Let $A$ and $B$ are $n\times n$ matrices and $x \in C^{n}$.
If $Ax = Bx$ for all $x$ then $A = B$.
To prove this I have selected $x$ from Euclidean basis B = {$e_{1},e_{2},...,e_{n}$}.
Then $Ae_{i} = Be_{i}$ implies $i^{th}$ column of A = $i^{th}$ column of B for all $1 \leq i \leq n$.
Hence $A = B.$
Is this proof complete?
For the sake of an answering: Yes, your proof is correct.
Let $\langle x|y\rangle:=\sum_{i=1}^n\overline{x_i}y_i$ be the standard inner product on $\mathbf{C}^n$.

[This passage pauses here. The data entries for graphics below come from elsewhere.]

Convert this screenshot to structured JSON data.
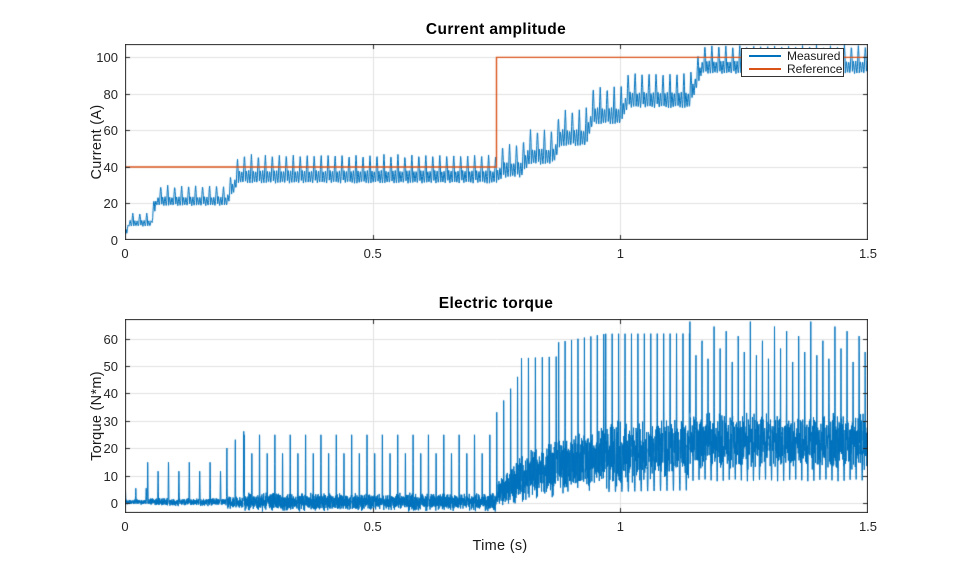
{
  "figure": {
    "background": "#ffffff",
    "axis_color": "#262626",
    "grid_color": "#e2e2e2",
    "tick_label_color": "#262626",
    "title_color": "#000000"
  },
  "chart_data": [
    {
      "type": "line",
      "title": "Current amplitude",
      "xlabel": "",
      "ylabel": "Current (A)",
      "xlim": [
        0,
        1.5
      ],
      "ylim": [
        0,
        107.3
      ],
      "xticks": [
        0,
        0.5,
        1,
        1.5
      ],
      "xtick_labels": [
        "0",
        "0.5",
        "1",
        "1.5"
      ],
      "yticks": [
        0,
        20,
        40,
        60,
        80,
        100
      ],
      "ytick_labels": [
        "0",
        "20",
        "40",
        "60",
        "80",
        "100"
      ],
      "grid": true,
      "legend": {
        "position": "northeast",
        "entries": [
          "Measured",
          "Reference"
        ]
      },
      "series": [
        {
          "name": "Measured",
          "color": "#0072BD",
          "style": "oscillating_band",
          "osc_freq_hz": 71,
          "description": "stator current amplitude oscillating inside a rising staircase envelope",
          "envelope": [
            {
              "t": [
                0,
                0.008
              ],
              "lo": [
                0,
                7
              ],
              "hi": [
                3,
                15
              ]
            },
            {
              "t": [
                0.008,
                0.053
              ],
              "lo": [
                7,
                7
              ],
              "hi": [
                15,
                15
              ]
            },
            {
              "t": [
                0.053,
                0.064
              ],
              "lo": [
                7,
                18
              ],
              "hi": [
                15,
                30
              ]
            },
            {
              "t": [
                0.064,
                0.205
              ],
              "lo": [
                18,
                18
              ],
              "hi": [
                30,
                30
              ]
            },
            {
              "t": [
                0.205,
                0.23
              ],
              "lo": [
                18,
                30
              ],
              "hi": [
                30,
                47
              ]
            },
            {
              "t": [
                0.23,
                0.75
              ],
              "lo": [
                30,
                30
              ],
              "hi": [
                47,
                47
              ]
            },
            {
              "t": [
                0.75,
                0.765
              ],
              "lo": [
                30,
                33
              ],
              "hi": [
                47,
                53
              ]
            },
            {
              "t": [
                0.765,
                0.8
              ],
              "lo": [
                33,
                33
              ],
              "hi": [
                53,
                53
              ]
            },
            {
              "t": [
                0.8,
                0.815
              ],
              "lo": [
                33,
                40
              ],
              "hi": [
                53,
                61
              ]
            },
            {
              "t": [
                0.815,
                0.865
              ],
              "lo": [
                40,
                40
              ],
              "hi": [
                61,
                61
              ]
            },
            {
              "t": [
                0.865,
                0.88
              ],
              "lo": [
                40,
                50
              ],
              "hi": [
                61,
                72
              ]
            },
            {
              "t": [
                0.88,
                0.93
              ],
              "lo": [
                50,
                50
              ],
              "hi": [
                72,
                72
              ]
            },
            {
              "t": [
                0.93,
                0.945
              ],
              "lo": [
                50,
                62
              ],
              "hi": [
                72,
                84
              ]
            },
            {
              "t": [
                0.945,
                1.0
              ],
              "lo": [
                62,
                62
              ],
              "hi": [
                84,
                84
              ]
            },
            {
              "t": [
                1.0,
                1.015
              ],
              "lo": [
                62,
                71
              ],
              "hi": [
                84,
                92
              ]
            },
            {
              "t": [
                1.015,
                1.14
              ],
              "lo": [
                71,
                71
              ],
              "hi": [
                92,
                92
              ]
            },
            {
              "t": [
                1.14,
                1.165
              ],
              "lo": [
                71,
                90
              ],
              "hi": [
                92,
                107
              ]
            },
            {
              "t": [
                1.165,
                1.5
              ],
              "lo": [
                90,
                90
              ],
              "hi": [
                107,
                107
              ]
            }
          ]
        },
        {
          "name": "Reference",
          "color": "#D95319",
          "style": "step",
          "points": [
            [
              0,
              40
            ],
            [
              0.75,
              40
            ],
            [
              0.75,
              100
            ],
            [
              1.5,
              100
            ]
          ]
        }
      ]
    },
    {
      "type": "line",
      "title": "Electric torque",
      "xlabel": "Time (s)",
      "ylabel": "Torque (N*m)",
      "xlim": [
        0,
        1.5
      ],
      "ylim": [
        -3.5,
        67.1
      ],
      "xticks": [
        0,
        0.5,
        1,
        1.5
      ],
      "xtick_labels": [
        "0",
        "0.5",
        "1",
        "1.5"
      ],
      "yticks": [
        0,
        10,
        20,
        30,
        40,
        50,
        60
      ],
      "ytick_labels": [
        "0",
        "10",
        "20",
        "30",
        "40",
        "50",
        "60"
      ],
      "grid": true,
      "series": [
        {
          "name": "Electric torque",
          "color": "#0072BD",
          "style": "spiky_band",
          "band_freq_hz": 600,
          "description": "torque ripple: dense band with periodic tall spikes, amplitude grows after each current step",
          "segments": [
            {
              "t": [
                0,
                0.045
              ],
              "band_lo": [
                -0.5,
                -0.5
              ],
              "band_hi": [
                1.5,
                1.5
              ],
              "spike": [
                6,
                6
              ],
              "period": 0.021
            },
            {
              "t": [
                0.045,
                0.205
              ],
              "band_lo": [
                -1,
                -1
              ],
              "band_hi": [
                2,
                2
              ],
              "spike": [
                16.5,
                16.5
              ],
              "spike2": 0.78,
              "period": 0.021
            },
            {
              "t": [
                0.205,
                0.24
              ],
              "band_lo": [
                -2,
                -2
              ],
              "band_hi": [
                2.5,
                2.5
              ],
              "spike": [
                22,
                29
              ],
              "period": 0.017
            },
            {
              "t": [
                0.24,
                0.75
              ],
              "band_lo": [
                -3,
                -3
              ],
              "band_hi": [
                4,
                4
              ],
              "spike": [
                30,
                30
              ],
              "spike2": 0.72,
              "period": 0.0155
            },
            {
              "t": [
                0.75,
                0.8
              ],
              "band_lo": [
                -2,
                0
              ],
              "band_hi": [
                8,
                18
              ],
              "spike": [
                36,
                52
              ],
              "period": 0.014
            },
            {
              "t": [
                0.8,
                0.875
              ],
              "band_lo": [
                0,
                2
              ],
              "band_hi": [
                18,
                24
              ],
              "spike": [
                57,
                57
              ],
              "period": 0.014
            },
            {
              "t": [
                0.875,
                0.97
              ],
              "band_lo": [
                2,
                5
              ],
              "band_hi": [
                24,
                30
              ],
              "spike": [
                60,
                63
              ],
              "period": 0.013
            },
            {
              "t": [
                0.97,
                1.14
              ],
              "band_lo": [
                5,
                9
              ],
              "band_hi": [
                30,
                32
              ],
              "spike": [
                63,
                63
              ],
              "downspike": [
                4,
                4
              ],
              "period": 0.013
            },
            {
              "t": [
                1.14,
                1.5
              ],
              "band_lo": [
                12,
                12
              ],
              "band_hi": [
                33,
                33
              ],
              "spike": [
                67,
                67
              ],
              "spike2": 0.85,
              "downspike": [
                8,
                8
              ],
              "period": 0.0122
            }
          ]
        }
      ]
    }
  ]
}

To make the title of the question even more obvious, one can use the fact that $\langle e_i|A\cdot e_j\rangle=A_{ij}$ for all $i,j\in\{1,\ldots,n\}$. Thus, if $A\cdot x=B\cdot x$ for all $x\in\mathbf{R}^n$, $A_{ij}=\langle e_i|A\cdot e_j\rangle=\langle e_i|B\cdot e_j\rangle=B_{ij}$ for all $i,j\in\{1,\ldots,n\}$.